Journal du conteur

Combien s’en sont aperçus ?…

Combien s’en sont aperçus ? Il faut bien connaître le ciel, avoir passé des nuits et des nuits à observer les étoiles — qu’on voit de nouveau très bien, dont la présence est de nouveau prégnante, la position de nouveau utile à connaître —, et des jours entiers à compulser d’anciennes cartes spatiales et des volumes hâtivement imprimés de documentation technique… Il fallait tout cela pour s’en apercevoir, et combien sommes-nous à posséder ces connaissances et cet intérêt (qui peut passer pour scientifique, mais est, peut-être, secrètement puéril : attirance pour ces petits points brillants…), et le loisir de les cultiver ? Quelques dizaines, quelques centaines tout au plus.
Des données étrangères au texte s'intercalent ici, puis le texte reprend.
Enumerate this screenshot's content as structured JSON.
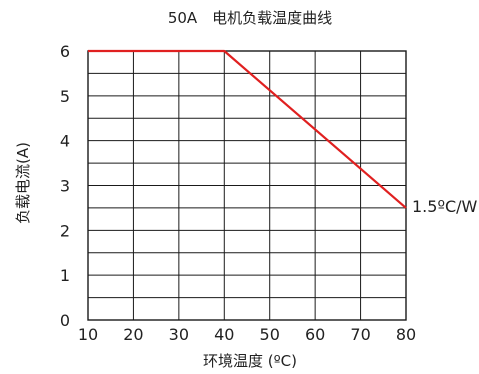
{
  "chart_data": {
    "type": "line",
    "title": "50A　电机负载温度曲线",
    "xlabel": "环境温度 (ºC)",
    "ylabel": "负载电流(A)",
    "x_ticks": [
      "10",
      "20",
      "30",
      "40",
      "50",
      "60",
      "70",
      "80"
    ],
    "y_ticks": [
      "0",
      "1",
      "2",
      "3",
      "4",
      "5",
      "6"
    ],
    "xlim": [
      10,
      80
    ],
    "ylim": [
      0,
      6
    ],
    "grid": true,
    "series": [
      {
        "points": [
          {
            "x": 10,
            "y": 6
          },
          {
            "x": 40,
            "y": 6
          },
          {
            "x": 80,
            "y": 2.5
          }
        ],
        "color": "#e02020"
      }
    ],
    "annotation": "1.5ºC/W"
  }
}
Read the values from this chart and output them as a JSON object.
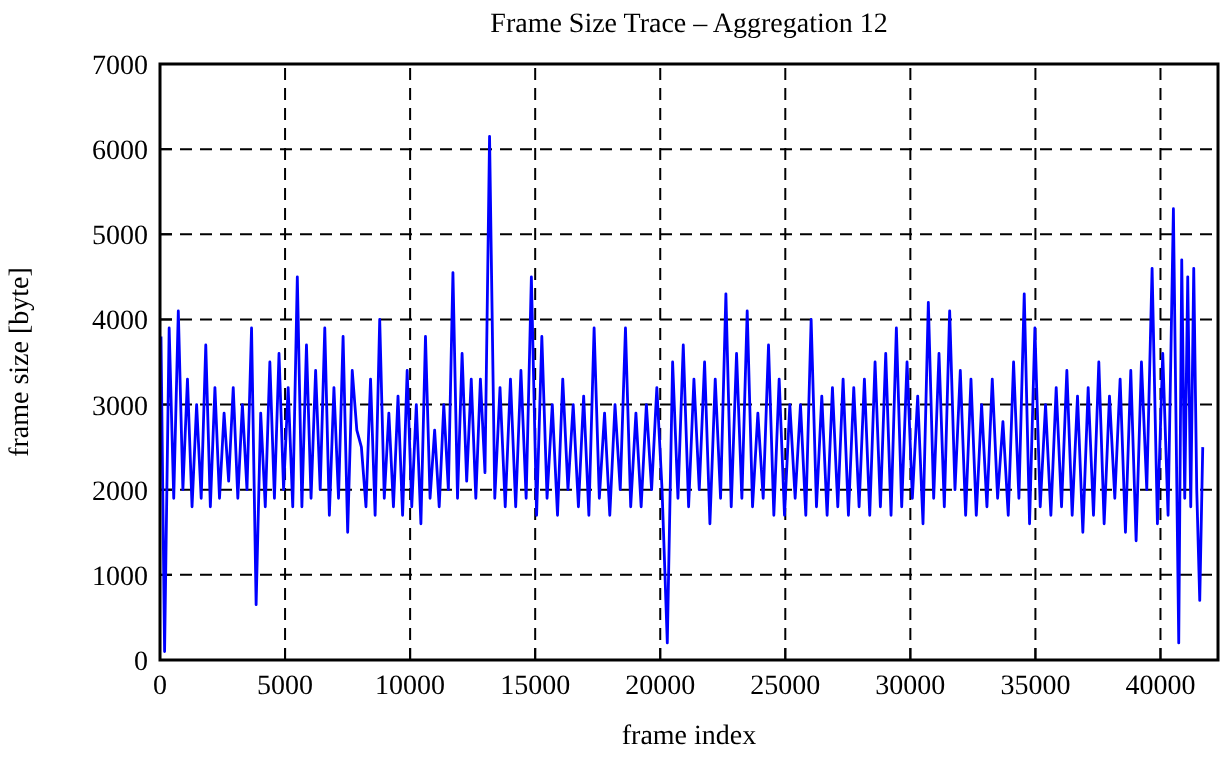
{
  "chart_data": {
    "type": "line",
    "title": "Frame Size Trace – Aggregation 12",
    "xlabel": "frame index",
    "ylabel": "frame size [byte]",
    "xlim": [
      0,
      42300
    ],
    "ylim": [
      0,
      7000
    ],
    "xticks": [
      0,
      5000,
      10000,
      15000,
      20000,
      25000,
      30000,
      35000,
      40000
    ],
    "yticks": [
      0,
      1000,
      2000,
      3000,
      4000,
      5000,
      6000,
      7000
    ],
    "grid": true,
    "series": [
      {
        "color": "#0000ff",
        "x": [
          40,
          183,
          366,
          549,
          732,
          915,
          1098,
          1281,
          1464,
          1647,
          1830,
          2013,
          2196,
          2379,
          2562,
          2745,
          2928,
          3111,
          3294,
          3477,
          3660,
          3843,
          4026,
          4209,
          4392,
          4575,
          4758,
          4941,
          5124,
          5307,
          5490,
          5673,
          5856,
          6039,
          6222,
          6405,
          6588,
          6771,
          6954,
          7137,
          7320,
          7503,
          7686,
          7869,
          8052,
          8235,
          8418,
          8601,
          8784,
          8967,
          9150,
          9333,
          9516,
          9699,
          9882,
          10065,
          10248,
          10431,
          10614,
          10797,
          10980,
          11163,
          11346,
          11529,
          11712,
          11895,
          12078,
          12261,
          12444,
          12627,
          12810,
          12993,
          13176,
          13385,
          13594,
          13803,
          14012,
          14221,
          14430,
          14639,
          14848,
          15057,
          15266,
          15475,
          15684,
          15893,
          16102,
          16311,
          16520,
          16729,
          16938,
          17147,
          17356,
          17565,
          17774,
          17983,
          18192,
          18401,
          18610,
          18819,
          19028,
          19237,
          19446,
          19655,
          19864,
          20073,
          20282,
          20495,
          20708,
          20921,
          21134,
          21347,
          21560,
          21773,
          21986,
          22199,
          22412,
          22625,
          22838,
          23051,
          23264,
          23477,
          23690,
          23903,
          24116,
          24329,
          24542,
          24755,
          24968,
          25181,
          25394,
          25607,
          25820,
          26033,
          26246,
          26459,
          26672,
          26885,
          27098,
          27311,
          27524,
          27737,
          27950,
          28163,
          28376,
          28589,
          28802,
          29015,
          29228,
          29441,
          29654,
          29867,
          30080,
          30293,
          30506,
          30719,
          30932,
          31145,
          31358,
          31571,
          31784,
          31997,
          32210,
          32423,
          32636,
          32849,
          33062,
          33275,
          33488,
          33701,
          33914,
          34127,
          34340,
          34553,
          34766,
          34979,
          35192,
          35405,
          35618,
          35831,
          36044,
          36257,
          36470,
          36683,
          36896,
          37109,
          37322,
          37535,
          37748,
          37961,
          38174,
          38387,
          38600,
          38813,
          39026,
          39239,
          39452,
          39665,
          39878,
          40091,
          40304,
          40517,
          40730,
          40850,
          40970,
          41090,
          41210,
          41330,
          41450,
          41570,
          41690
        ],
        "values": [
          3800,
          100,
          3900,
          1900,
          4100,
          2000,
          3300,
          1800,
          3000,
          1900,
          3700,
          1800,
          3200,
          1900,
          2900,
          2100,
          3200,
          1900,
          3000,
          2000,
          3900,
          650,
          2900,
          1800,
          3500,
          1900,
          3600,
          2000,
          3200,
          1800,
          4500,
          1800,
          3700,
          1900,
          3400,
          2000,
          3900,
          1700,
          3200,
          1900,
          3800,
          1500,
          3400,
          2700,
          2500,
          1800,
          3300,
          1700,
          4000,
          1900,
          2900,
          1800,
          3100,
          1700,
          3400,
          1800,
          3000,
          1600,
          3800,
          1900,
          2700,
          1800,
          3000,
          2000,
          4550,
          1900,
          3600,
          2100,
          3300,
          1900,
          3300,
          2200,
          6150,
          1900,
          3200,
          1800,
          3300,
          1800,
          3400,
          1900,
          4500,
          1700,
          3800,
          1900,
          3000,
          1700,
          3300,
          2000,
          3000,
          1800,
          3100,
          1700,
          3900,
          1900,
          2900,
          1700,
          3000,
          2000,
          3900,
          1800,
          2900,
          1800,
          3000,
          2000,
          3200,
          2000,
          200,
          3500,
          1900,
          3700,
          1800,
          3300,
          2000,
          3500,
          1600,
          3300,
          1900,
          4300,
          1800,
          3600,
          1900,
          4100,
          1800,
          2900,
          1900,
          3700,
          1700,
          3300,
          1700,
          3000,
          1900,
          3000,
          1700,
          4000,
          1800,
          3100,
          1700,
          3200,
          1800,
          3300,
          1700,
          3200,
          1800,
          3300,
          1700,
          3500,
          1800,
          3600,
          1700,
          3900,
          1800,
          3500,
          1900,
          3100,
          1600,
          4200,
          1900,
          3600,
          1800,
          4100,
          2000,
          3400,
          1700,
          3300,
          1700,
          3000,
          1800,
          3300,
          1900,
          2800,
          1700,
          3500,
          1900,
          4300,
          1600,
          3900,
          1800,
          3000,
          1700,
          3200,
          1800,
          3400,
          1700,
          3100,
          1500,
          3200,
          1700,
          3500,
          1600,
          3100,
          1900,
          3300,
          1500,
          3400,
          1400,
          3500,
          2000,
          4600,
          1600,
          3600,
          1700,
          5300,
          200,
          4700,
          1900,
          4500,
          1800,
          4600,
          2000,
          700,
          2500
        ]
      }
    ]
  }
}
Que s’est-il passé ? Un point lumineux s’est éteint, une étoile a cessé de briller. Une parmi les innombrables dites-vous… peut-être une supernova (pour ceux qui savent encore ce que c’est)… Non : il s’agissait du dernier satellite, du dernier artefact humain visible en orbite autour de la Terre. Hier soir encore je l’ai repéré dans sa course habituelle, pseudo-astre brillant ; ce soir je ne le vois plus ; là où il devrait scintiller, je ne vois que le noir de l’espace. À un certain moment durant ces dernières vingt-quatre heures, la gravité a finalement triomphé et le satellite est tombé vers la Terre, dans la haute atmosphère de laquelle il a dû se désintégrer. Quelques débris calcinés, quelques poussières incandescentes ont dû tomber quelque part, probablement inaperçus et méconnaissables. Je regrette de n’avoir pas été là pour admirer l’étoile filante qui a dû résulter de son embrasement, et, surtout, pour rendre un dernier hommage à l’ultime vestige de la prétendue conquête spatiale, cette illusion glorieuse, dangereuse, coûteuse, orgueilleuse, présomptueuse. De conquête il n’y aura pas eu. Seuls demeurent, en orbite, un voile de déchets infimes, invisibles, dont le nombre et la position sont inconnus, que nous n’avons plus les moyens de localiser, encore moins d’étudier, mais qui ne constituent plus la moindre menace pour nous qui avons dû renoncer à l’exploration physique de l’espace, bien trop coûteuse en énergie, bien trop vorace en ressources minérales et intellectuelles rares, celles-là peut-être encore plus que celles-ci désormais ; et plus loin, quelques épaves, incongrues et obscènes d’être immobiles, inutiles et intactes pour des millions d’années à la surface du désert lunaire ; et plus loin encore, quelques sondes éparpillées dans ce bras de la Voie Lactée, lesquelles seront peut-être les dernières preuves de notre existence. En cela plus qu’en tout le reste uniques parmi la faune terrestre, nous laissons, nous laisserons après nous, pour vestiges les plus durables, des déchets. Déjà produits, déjà hors d’atteinte, impossibles à recycler. Adieu, chimères spatiales. Rebonjour, Terre unique et mortelle, notre berceau, qui seras notre tombeau.